Seventeen years after the Department of Transportation and Communications (DOTC) awarded the concession agreement for the Ninoy Aquino International Airport (NAIA) Terminal 3 project, the modern passenger terminal building may finally be ready for full airline operations on July 31.
“We are extremely pleased to confirm that full airline operations will begin at NAIA Terminal 3 next week. Our gateway airport will now be able to welcome 3.5 million more passengers with modern facilities every year, and Terminal 1 will now be considerably decongested to improve passenger convenience,” DOTC Secretary Joseph Emilio Abaya said in a statement.
“The Manila International Airport Authority (MIAA) has informed us that Delta Airlines will have its first flight out of Terminal 3 on August 1, while KLM Royal Dutch Airlines will move within the first week of August. Singapore Airlines, Emirates, and Cathay Pacific will follow suit by the end of next month. These five carriers have the highest volume of international flights coming into and out of NAIA, so we look forward to giving them a new home,” Abaya added.

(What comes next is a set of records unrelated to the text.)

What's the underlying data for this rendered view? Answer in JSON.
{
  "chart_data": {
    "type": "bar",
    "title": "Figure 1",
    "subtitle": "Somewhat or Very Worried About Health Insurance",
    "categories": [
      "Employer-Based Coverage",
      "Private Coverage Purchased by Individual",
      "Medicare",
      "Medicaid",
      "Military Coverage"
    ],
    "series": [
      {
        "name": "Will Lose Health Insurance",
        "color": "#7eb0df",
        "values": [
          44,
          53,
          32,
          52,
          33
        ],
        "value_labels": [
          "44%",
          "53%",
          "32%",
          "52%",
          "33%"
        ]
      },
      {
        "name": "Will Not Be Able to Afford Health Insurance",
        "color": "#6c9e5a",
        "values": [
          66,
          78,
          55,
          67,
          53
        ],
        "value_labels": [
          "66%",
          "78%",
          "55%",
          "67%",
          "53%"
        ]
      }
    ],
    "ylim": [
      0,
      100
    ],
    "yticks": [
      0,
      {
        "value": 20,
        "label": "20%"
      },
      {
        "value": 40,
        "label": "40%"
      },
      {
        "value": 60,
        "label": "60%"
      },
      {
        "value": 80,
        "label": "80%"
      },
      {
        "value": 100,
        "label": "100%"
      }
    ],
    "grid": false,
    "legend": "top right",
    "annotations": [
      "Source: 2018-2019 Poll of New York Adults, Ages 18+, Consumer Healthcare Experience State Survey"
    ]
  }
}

The NAIA-3 project was awarded to a consortium of the Philippine International Air Terminals Co. (Piatco) and German-based airport operator Fraport AG in 1997, and was supposed to be completed in 2002. A number of legal issues related to the bidding process, subcontracting work, the ownership profile of the consortium, and major changes to the original contract led to the terminal’s expropriation by the Arroyo government in 2004, miring the terminal in legal battles that delayed its opening until 2008, and even then only on a partial basis.
In August last year, Terminal 3’s original contractor, Takenaka Corp. of Japan, was engaged to complete the terminal’s facilities under a $40 million contract regardless of the ongoing cases.
Over the past year, the Japanese firm has undertaken completion works for systems such as flight information displays, computer terminals, gate coordination, landing bridges, and fire protection systems, with about 85 percent of the work being reported as completed as of July 18. Other systems, such as the building maintenance system, which are not critical to airline operations are scheduled to be completed within the year.
The transfer of the five airlines is intended to reduce Terminal 1’s annual passenger throughput from the current 8 million down to its design capacity of 4.5 million, easing passenger congestion and speeding up Terminal 1’s ongoing rehabilitation work.
“We made sure that 17 years and 4 administrations later, the whole Terminal 3 facility may be enjoyed by the public within this term,” Abaya said.